In that one minute or so, the head coach reiterates his faith in his longtime assistant and offensive play caller (which he should), takes responsibility for not stepping in as the head coach (which he should), puts the whole matter in perspective (as only he can), and closes the door on a difficult loss and subsequent three day meltdown.

For which I'm thankful.

RIP Williams-Brice angst.

Tuesday, September 16, 2014

What accountability looks like, part two


I'll admit I didn't think he'd show up for the media session. Seeing that tweet from Emerson, and especially later when I read more on what he said, makes me feel much better.

--------
Why not? Here's a couple more:


What accountability looks like

Old dog, new trick

Coach Richt showing us older Dawgs that we can learn from past transgressions.

Putting Gamecocks in the rearview

Ready to move forward. And I feel like we probably will be able to later today when (hopefully) the coordinators are made available to the media. Had that happened Saturday night in Columbia I think there still would have been some gnashing of teeth, but at least we would've heard from the two guys that were making the decisions and designed the gameplan.

Sure, the truth is we're not likely to hear much of anything that will stop the message boreds and the twitter from bleeding a death of rage and self-destruction. But leadership should have a face in both good times and bad. I'm fairly certain we'll hear from Bobo. Coach Pruitt evidently decides when he is and when he isn't available for the media. If he chooses not to sit in front of the cameras on Tuesday after two of his players answered questions Saturday night, that's a much bigger issue for me than why his gameplan didn't work in Columbia.

A tweak versus major alterations

When it comes to sussing out the flaw in the offensive coaching mindset Saturday, Emerson nails it.
And in the game’s biggest spots, Georgia’s coaching staff didn’t give the ball to Gurley. You do have to credit South Carolina’s defense, which successfully keyed on Gurley, especially as the game went on. And you understand Mark Richt and Mike Bobo’s desire for balance and keeping the defense honest.
But sometimes that goes out the window when you have a talent like Gurley, and sometimes you can out-smart yourself. Richt, in his postgame press conference, made clear he regretted the play call on first-and-goal from the 4. Bobo probably does too, although we'll have to wait until the next time he speaks to the media to find out, as he and Pruitt again weren't available after the game.
Bobo tried to outsmart himself at times, despite calling a great game in my opinion. And Richt failed to step in and overrule when necessary. But that's a tweak. That's a minor adjustment in the mindset that's between the headsets.

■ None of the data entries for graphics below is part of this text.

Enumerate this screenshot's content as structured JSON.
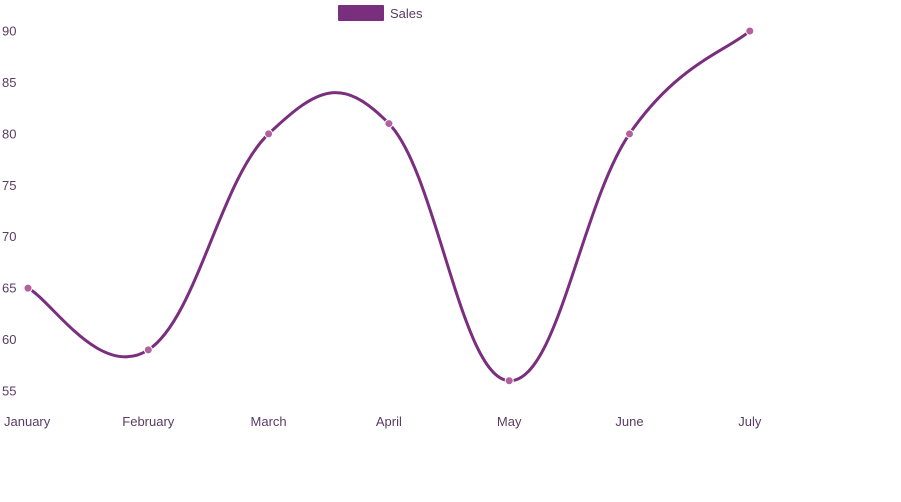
{
  "chart_data": {
    "type": "line",
    "categories": [
      "January",
      "February",
      "March",
      "April",
      "May",
      "June",
      "July"
    ],
    "series": [
      {
        "name": "Sales",
        "values": [
          65,
          59,
          80,
          81,
          56,
          80,
          90
        ]
      }
    ],
    "title": "",
    "xlabel": "",
    "ylabel": "",
    "ylim": [
      55,
      90
    ],
    "yticks": [
      90,
      85,
      80,
      75,
      70,
      65,
      60,
      55
    ],
    "grid": false,
    "legend_position": "top-center",
    "line_style": "smooth",
    "colors": {
      "line": "#7a2e7e",
      "point": "#b3609f",
      "legend_box": "#7a2e7e"
    }
  }
}
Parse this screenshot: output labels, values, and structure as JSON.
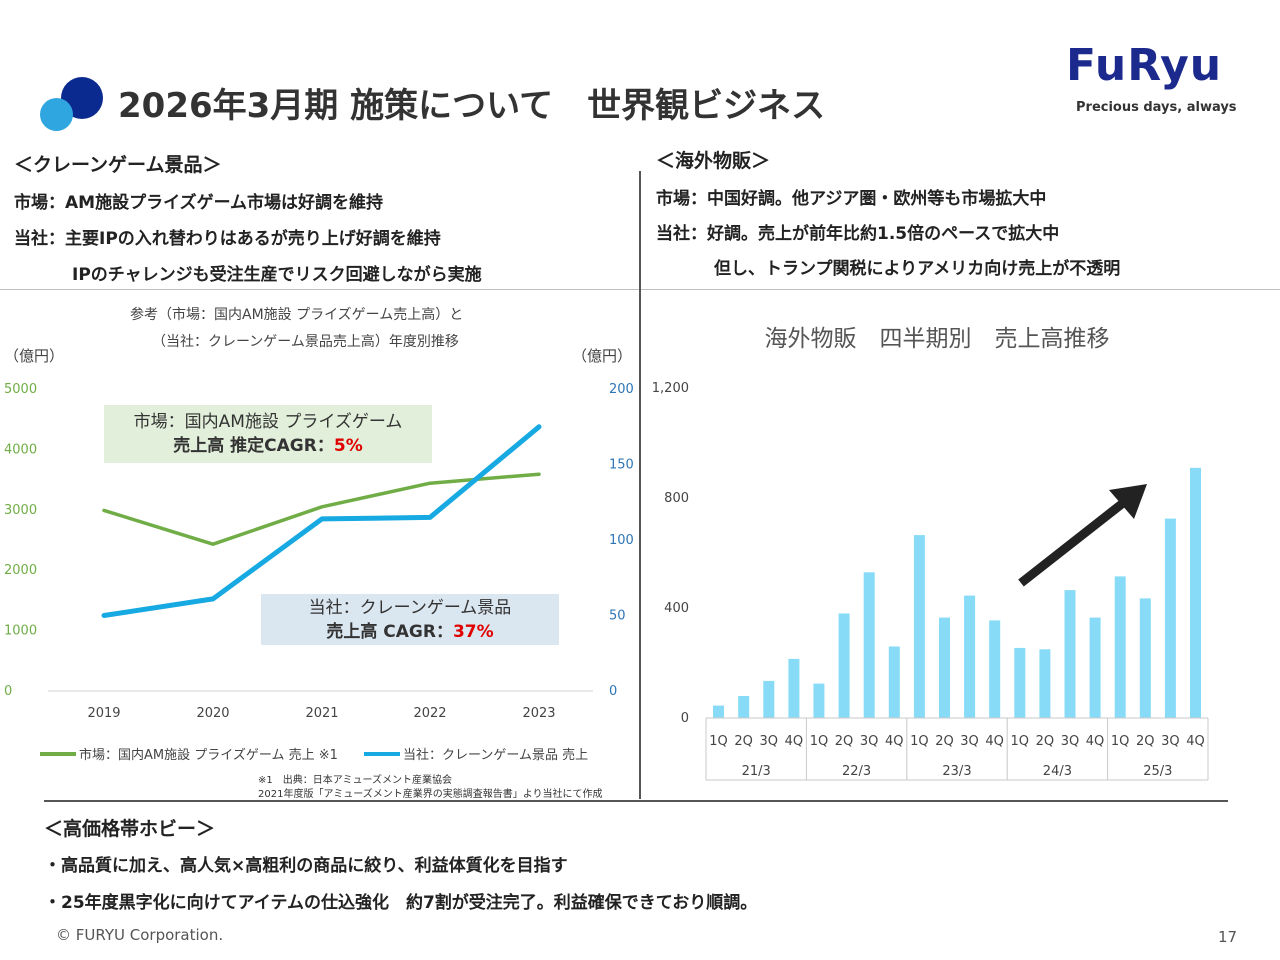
{
  "header": {
    "title": "2026年3月期 施策について　世界観ビジネス",
    "logo": {
      "brand": "FuRyu",
      "tagline": "Precious days, always"
    }
  },
  "crane": {
    "heading": "＜クレーンゲーム景品＞",
    "lines": [
      "市場：AM施設プライズゲーム市場は好調を維持",
      "当社：主要IPの入れ替わりはあるが売り上げ好調を維持",
      "IPのチャレンジも受注生産でリスク回避しながら実施"
    ]
  },
  "overseas": {
    "heading": "＜海外物販＞",
    "lines": [
      "市場：中国好調。他アジア圏・欧州等も市場拡大中",
      "当社：好調。売上が前年比約1.5倍のペースで拡大中",
      "但し、トランプ関税によりアメリカ向け売上が不透明"
    ]
  },
  "hobby": {
    "heading": "＜高価格帯ホビー＞",
    "lines": [
      "・高品質に加え、高人気×高粗利の商品に絞り、利益体質化を目指す",
      "・25年度黒字化に向けてアイテムの仕込強化　約7割が受注完了。利益確保できており順調。"
    ]
  },
  "notes": {
    "left_title_1": "参考（市場：国内AM施設 プライズゲーム売上高）と",
    "left_title_2": "（当社：クレーンゲーム景品売上高）年度別推移",
    "unit_left": "（億円）",
    "unit_right": "（億円）",
    "box_market_1": "市場：国内AM施設 プライズゲーム",
    "box_market_2a": "売上高 推定CAGR：",
    "box_market_2b": "5%",
    "box_company_1": "当社：クレーンゲーム景品",
    "box_company_2a": "売上高 CAGR：",
    "box_company_2b": "37%",
    "source_1": "※1　出典：日本アミューズメント産業協会",
    "source_2": "2021年度版「アミューズメント産業界の実態調査報告書」より当社にて作成"
  },
  "chart_data": [
    {
      "type": "line",
      "title": "",
      "x": [
        "2019",
        "2020",
        "2021",
        "2022",
        "2023"
      ],
      "y_left": {
        "range": [
          0,
          5000
        ],
        "ticks": [
          "0",
          "1000",
          "2000",
          "3000",
          "4000",
          "5000"
        ],
        "label": "（億円）",
        "color": "#70ad47"
      },
      "y_right": {
        "range": [
          0,
          200
        ],
        "ticks": [
          "0",
          "50",
          "100",
          "150",
          "200"
        ],
        "label": "（億円）",
        "color": "#2e75b6"
      },
      "series": [
        {
          "name": "市場：国内AM施設 プライズゲーム 売上 ※1",
          "axis": "left",
          "color": "#70ad47",
          "values": [
            2990,
            2430,
            3050,
            3440,
            3590
          ]
        },
        {
          "name": "当社：クレーンゲーム景品 売上",
          "axis": "right",
          "color": "#17a9e1",
          "values": [
            50,
            61,
            114,
            115,
            175
          ]
        }
      ],
      "legend": "bottom",
      "grid": false
    },
    {
      "type": "bar",
      "title": "海外物販　四半期別　売上高推移",
      "ylim": [
        0,
        1200
      ],
      "yticks": [
        "0",
        "400",
        "800",
        "1,200"
      ],
      "quarters": [
        "1Q",
        "2Q",
        "3Q",
        "4Q"
      ],
      "years": [
        "21/3",
        "22/3",
        "23/3",
        "24/3",
        "25/3"
      ],
      "values": [
        45,
        80,
        135,
        215,
        125,
        380,
        530,
        260,
        665,
        365,
        445,
        355,
        255,
        250,
        465,
        365,
        515,
        435,
        725,
        910
      ],
      "color": "#87dbf7",
      "grid": false,
      "trend_arrow": true
    }
  ],
  "footer": {
    "copyright": "© FURYU Corporation.",
    "page": "17"
  }
}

What Pruitt has weighing in his mind is more complex.
Georgia’s secondary looked like last year, players not close to open receivers, poor tackling, and just deficient in talent.
Jeremy Pruitt was out-schemed by Steve Spurrier and his son, who harkened back to their 2010 win over Alabama (when Pruitt was secondary coach) and predicted in gameplanning that they could exploit the middle of the field. They did, as Georgia’s safeties and linebackers pinched the outside, and South Carolina quarterback Dylan Thompson (with no pass rush coming at him) had time to find receivers in the flat.
Troy should be an opportunity to play some people and build some confidence. Tennessee's offensive line is young. South Carolina's offensive line played a great game, much better than I anticipated. And now it's painfully obvious that this defense will live and die by its pass rush.